俺は、先ほどの奥さんと、今、会ってきた店主の二人の脳をサーチしてみたら、精神魔法の形跡を見つけた。
精神魔法で記憶が消去されたみたいだ。
「ジャネット、今の二人は精神魔法で記憶を消された」
「えっ、でも、そんなことができるなんて、多くはいませんよ」
俺たちは路地から、先ほどの研究室まで戻ってきて、今の話を全員に伝えた。
「でも、そんなことができるのは、ジャネットたちとクリスしかいない‥‥‥」とアリシア
「実は、以前から思っていたけど、もう一人、いるんだ、今は言えないけど」
ロードリックが「もし、それがわかれば、自分にも教えて欲しいんですけど」
「その人物が分かれば、教えるよ」
「絶対ですよ」
「ああ、約束する、君の国に関係することだからね」
「はい、お願いします」
「じゃ、俺たちは、帰るね」と言ってロードリック王子の返事も聞かずに、全員に合図して瞬間転移で、ライオネル公国の屋敷に戻ってきた。

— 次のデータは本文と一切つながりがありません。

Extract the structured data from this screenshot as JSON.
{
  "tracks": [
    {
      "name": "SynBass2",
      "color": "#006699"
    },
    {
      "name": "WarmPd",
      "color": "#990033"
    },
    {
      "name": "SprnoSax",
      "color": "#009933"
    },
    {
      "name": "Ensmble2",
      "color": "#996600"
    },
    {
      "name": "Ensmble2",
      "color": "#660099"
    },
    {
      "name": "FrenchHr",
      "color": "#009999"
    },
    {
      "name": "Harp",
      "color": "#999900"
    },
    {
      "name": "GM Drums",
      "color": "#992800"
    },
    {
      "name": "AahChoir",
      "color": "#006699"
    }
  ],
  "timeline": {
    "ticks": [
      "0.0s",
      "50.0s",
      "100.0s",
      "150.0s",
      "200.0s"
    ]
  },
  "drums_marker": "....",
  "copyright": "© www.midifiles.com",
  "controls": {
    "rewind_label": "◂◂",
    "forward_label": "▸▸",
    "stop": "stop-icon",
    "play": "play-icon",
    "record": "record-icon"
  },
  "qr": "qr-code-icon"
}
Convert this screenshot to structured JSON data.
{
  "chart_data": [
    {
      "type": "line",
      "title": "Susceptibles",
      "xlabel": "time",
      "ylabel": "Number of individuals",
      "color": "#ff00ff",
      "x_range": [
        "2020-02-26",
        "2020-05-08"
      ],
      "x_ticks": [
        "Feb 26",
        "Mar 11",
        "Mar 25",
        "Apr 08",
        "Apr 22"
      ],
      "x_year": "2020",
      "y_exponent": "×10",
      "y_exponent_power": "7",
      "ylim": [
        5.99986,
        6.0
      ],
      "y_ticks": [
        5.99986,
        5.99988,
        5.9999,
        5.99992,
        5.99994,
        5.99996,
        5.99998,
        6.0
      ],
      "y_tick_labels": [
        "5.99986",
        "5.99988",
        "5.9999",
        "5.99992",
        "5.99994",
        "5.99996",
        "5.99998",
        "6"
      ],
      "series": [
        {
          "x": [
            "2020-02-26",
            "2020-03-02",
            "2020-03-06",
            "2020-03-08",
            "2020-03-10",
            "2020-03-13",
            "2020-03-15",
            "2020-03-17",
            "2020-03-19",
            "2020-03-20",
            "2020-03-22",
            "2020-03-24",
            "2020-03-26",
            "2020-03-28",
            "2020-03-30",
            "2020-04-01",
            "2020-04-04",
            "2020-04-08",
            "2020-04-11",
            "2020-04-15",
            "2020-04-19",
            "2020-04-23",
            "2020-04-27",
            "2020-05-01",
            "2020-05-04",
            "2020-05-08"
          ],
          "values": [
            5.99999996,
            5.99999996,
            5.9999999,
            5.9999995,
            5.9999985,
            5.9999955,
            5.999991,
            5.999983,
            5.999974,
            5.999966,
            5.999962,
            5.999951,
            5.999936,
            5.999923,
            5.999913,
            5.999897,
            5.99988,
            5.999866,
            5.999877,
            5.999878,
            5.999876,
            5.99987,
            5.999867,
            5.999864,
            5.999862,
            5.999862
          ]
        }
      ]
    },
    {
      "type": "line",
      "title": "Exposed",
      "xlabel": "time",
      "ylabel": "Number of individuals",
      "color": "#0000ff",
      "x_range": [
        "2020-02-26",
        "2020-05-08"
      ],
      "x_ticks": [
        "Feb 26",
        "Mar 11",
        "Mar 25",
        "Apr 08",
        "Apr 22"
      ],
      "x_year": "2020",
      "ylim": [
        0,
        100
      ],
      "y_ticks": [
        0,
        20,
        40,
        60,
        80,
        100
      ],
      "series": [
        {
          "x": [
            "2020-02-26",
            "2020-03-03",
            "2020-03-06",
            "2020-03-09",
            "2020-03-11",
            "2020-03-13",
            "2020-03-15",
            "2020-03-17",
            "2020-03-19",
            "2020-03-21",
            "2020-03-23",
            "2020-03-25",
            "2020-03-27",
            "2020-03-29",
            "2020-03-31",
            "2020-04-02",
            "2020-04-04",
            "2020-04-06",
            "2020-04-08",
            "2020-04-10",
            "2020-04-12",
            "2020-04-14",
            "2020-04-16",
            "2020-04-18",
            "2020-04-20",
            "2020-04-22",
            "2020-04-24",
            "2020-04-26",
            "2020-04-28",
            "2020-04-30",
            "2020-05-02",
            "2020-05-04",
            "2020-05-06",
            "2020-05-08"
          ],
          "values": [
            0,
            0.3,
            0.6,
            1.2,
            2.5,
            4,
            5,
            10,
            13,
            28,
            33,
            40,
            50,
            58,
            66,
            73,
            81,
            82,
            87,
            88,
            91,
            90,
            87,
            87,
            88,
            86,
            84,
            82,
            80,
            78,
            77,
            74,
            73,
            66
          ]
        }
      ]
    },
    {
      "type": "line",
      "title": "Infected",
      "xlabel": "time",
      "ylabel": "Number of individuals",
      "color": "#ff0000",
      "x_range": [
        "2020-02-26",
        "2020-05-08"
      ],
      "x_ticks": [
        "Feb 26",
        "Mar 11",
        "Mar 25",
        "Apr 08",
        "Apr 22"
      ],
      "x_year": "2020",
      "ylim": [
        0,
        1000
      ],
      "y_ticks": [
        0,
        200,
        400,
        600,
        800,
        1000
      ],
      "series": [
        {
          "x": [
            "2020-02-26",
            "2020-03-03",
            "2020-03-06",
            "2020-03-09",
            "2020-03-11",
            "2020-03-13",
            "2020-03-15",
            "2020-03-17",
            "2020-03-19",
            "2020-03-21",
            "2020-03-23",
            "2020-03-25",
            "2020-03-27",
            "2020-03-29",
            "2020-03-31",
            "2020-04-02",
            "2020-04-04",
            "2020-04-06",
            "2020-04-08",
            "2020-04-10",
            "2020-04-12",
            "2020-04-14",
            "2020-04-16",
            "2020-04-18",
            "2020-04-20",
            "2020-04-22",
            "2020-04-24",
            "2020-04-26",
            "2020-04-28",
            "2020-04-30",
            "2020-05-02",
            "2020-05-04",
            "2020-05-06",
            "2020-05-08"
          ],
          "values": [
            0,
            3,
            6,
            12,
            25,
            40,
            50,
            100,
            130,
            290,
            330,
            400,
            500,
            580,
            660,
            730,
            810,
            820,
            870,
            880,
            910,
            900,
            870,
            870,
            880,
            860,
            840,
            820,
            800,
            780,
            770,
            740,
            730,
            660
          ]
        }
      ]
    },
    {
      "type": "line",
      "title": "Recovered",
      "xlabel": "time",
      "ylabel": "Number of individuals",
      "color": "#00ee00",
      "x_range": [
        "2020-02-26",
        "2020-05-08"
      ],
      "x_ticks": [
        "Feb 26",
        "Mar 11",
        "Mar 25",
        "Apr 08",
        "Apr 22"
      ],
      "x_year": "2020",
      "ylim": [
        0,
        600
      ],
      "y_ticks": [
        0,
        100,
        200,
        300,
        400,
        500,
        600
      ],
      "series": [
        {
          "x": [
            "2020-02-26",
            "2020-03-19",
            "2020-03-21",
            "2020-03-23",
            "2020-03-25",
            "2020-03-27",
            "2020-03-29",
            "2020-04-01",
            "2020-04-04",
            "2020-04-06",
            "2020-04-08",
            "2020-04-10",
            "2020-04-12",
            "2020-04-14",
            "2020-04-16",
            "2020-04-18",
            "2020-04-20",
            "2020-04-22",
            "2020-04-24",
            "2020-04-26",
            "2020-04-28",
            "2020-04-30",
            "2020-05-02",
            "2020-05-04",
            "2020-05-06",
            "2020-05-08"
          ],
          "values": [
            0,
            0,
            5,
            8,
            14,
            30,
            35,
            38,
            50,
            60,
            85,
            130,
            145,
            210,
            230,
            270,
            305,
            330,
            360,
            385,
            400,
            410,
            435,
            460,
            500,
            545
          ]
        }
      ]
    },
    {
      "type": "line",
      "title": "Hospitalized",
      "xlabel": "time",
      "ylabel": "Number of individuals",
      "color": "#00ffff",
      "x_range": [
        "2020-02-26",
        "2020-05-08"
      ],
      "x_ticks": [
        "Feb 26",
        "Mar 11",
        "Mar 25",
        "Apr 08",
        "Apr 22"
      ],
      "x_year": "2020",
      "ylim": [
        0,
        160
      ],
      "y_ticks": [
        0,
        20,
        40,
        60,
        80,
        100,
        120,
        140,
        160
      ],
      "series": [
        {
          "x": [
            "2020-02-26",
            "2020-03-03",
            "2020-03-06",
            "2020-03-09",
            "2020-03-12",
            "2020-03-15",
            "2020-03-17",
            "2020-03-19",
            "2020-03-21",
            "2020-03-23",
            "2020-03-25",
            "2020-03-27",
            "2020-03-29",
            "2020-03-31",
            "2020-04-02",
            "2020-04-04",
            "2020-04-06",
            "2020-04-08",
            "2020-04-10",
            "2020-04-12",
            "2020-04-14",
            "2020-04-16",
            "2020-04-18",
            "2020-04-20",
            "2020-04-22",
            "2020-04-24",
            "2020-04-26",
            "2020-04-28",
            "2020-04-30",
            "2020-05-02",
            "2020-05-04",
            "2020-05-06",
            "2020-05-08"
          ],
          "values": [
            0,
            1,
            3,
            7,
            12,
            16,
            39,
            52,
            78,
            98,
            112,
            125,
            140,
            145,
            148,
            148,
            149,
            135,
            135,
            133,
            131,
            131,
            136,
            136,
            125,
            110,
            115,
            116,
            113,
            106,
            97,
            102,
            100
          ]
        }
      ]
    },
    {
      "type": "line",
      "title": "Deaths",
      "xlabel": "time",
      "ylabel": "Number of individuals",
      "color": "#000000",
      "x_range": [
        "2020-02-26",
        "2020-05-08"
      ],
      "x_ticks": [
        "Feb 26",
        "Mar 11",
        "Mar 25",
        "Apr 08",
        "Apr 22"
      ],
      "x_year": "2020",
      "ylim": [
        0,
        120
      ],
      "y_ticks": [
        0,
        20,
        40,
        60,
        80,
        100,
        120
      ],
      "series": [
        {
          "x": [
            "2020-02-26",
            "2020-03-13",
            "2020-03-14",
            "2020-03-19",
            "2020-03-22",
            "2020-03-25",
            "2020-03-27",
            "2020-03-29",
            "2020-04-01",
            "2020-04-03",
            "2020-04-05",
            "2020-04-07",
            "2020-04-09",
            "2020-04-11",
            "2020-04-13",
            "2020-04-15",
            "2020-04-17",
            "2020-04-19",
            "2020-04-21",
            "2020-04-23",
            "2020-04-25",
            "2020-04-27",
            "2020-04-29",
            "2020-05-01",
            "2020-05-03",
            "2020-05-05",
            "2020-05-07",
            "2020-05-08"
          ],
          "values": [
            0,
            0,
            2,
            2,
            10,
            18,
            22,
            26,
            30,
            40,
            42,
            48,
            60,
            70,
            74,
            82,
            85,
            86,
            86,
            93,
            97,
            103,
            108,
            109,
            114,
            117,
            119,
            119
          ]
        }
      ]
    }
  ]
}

「はぁー疲れた〜」と言って、俺は床に寝そべってしまった。
床に冷んやりした冷たさが俺の頭のオーバーヒートを冷やしてくれる。
体からも熱がとられるように冷やされる。
でも、ここにも暖炉があるから、暖かいけど、あれっ、暖房? つけたまま?
と思って頭を上げると、まだレイチェルがいた。
今度はテーブルの上のフルーツを食べていた。
さっきから食べてばかり? レイチェル
「あっ、失礼な、事件が解決したから食べていたんですよ」
「そ、そうですか」
そこにアリシアが近寄ってきて、クリス、そんなところで寝ないの」と言って手を差し出したので、俺は、その手を掴んで起き上がった。
俺が椅子に座ると、冷たいコーヒーが出てきた。
コーヒー飲むと、苦味と酸味があり、冷たさも加わって美味しい。
「今回は、魔物との戦闘は、うまく行ったみたいだね」と俺が言うと、メンバーと神獣たちは、顔を見合わせていた。
「えっ、どうしたの?」と俺が聞くと
アリシア「えーと、クリス、ほとんどクリスの分身が魔物をやっつけたのよ」
「えっ、そうなの?」
ソフィア「うん、いきなり、瞬間転移して 現れたと思ったら、空にすごい数の氷の矢尻が浮き上がって一気に魔物を殲滅してくれたの」
「あっ、そうなんだ」
アリシア「 あんな現れ方するのはクリスの魔法なんだろうなぁって言う感じしか思っていなくて、皆んな、ただ立ち尽くしていたの」
イザベラ「そうそう、 全員、顔が違うけど、やり方はクリスだもんね」
「あっ、そうなんだ」としか言えなかった、そういえば、リミッターをつけるの忘れていた。
リミッターをつけて制限しないと、分身の全開モードに入るんだった。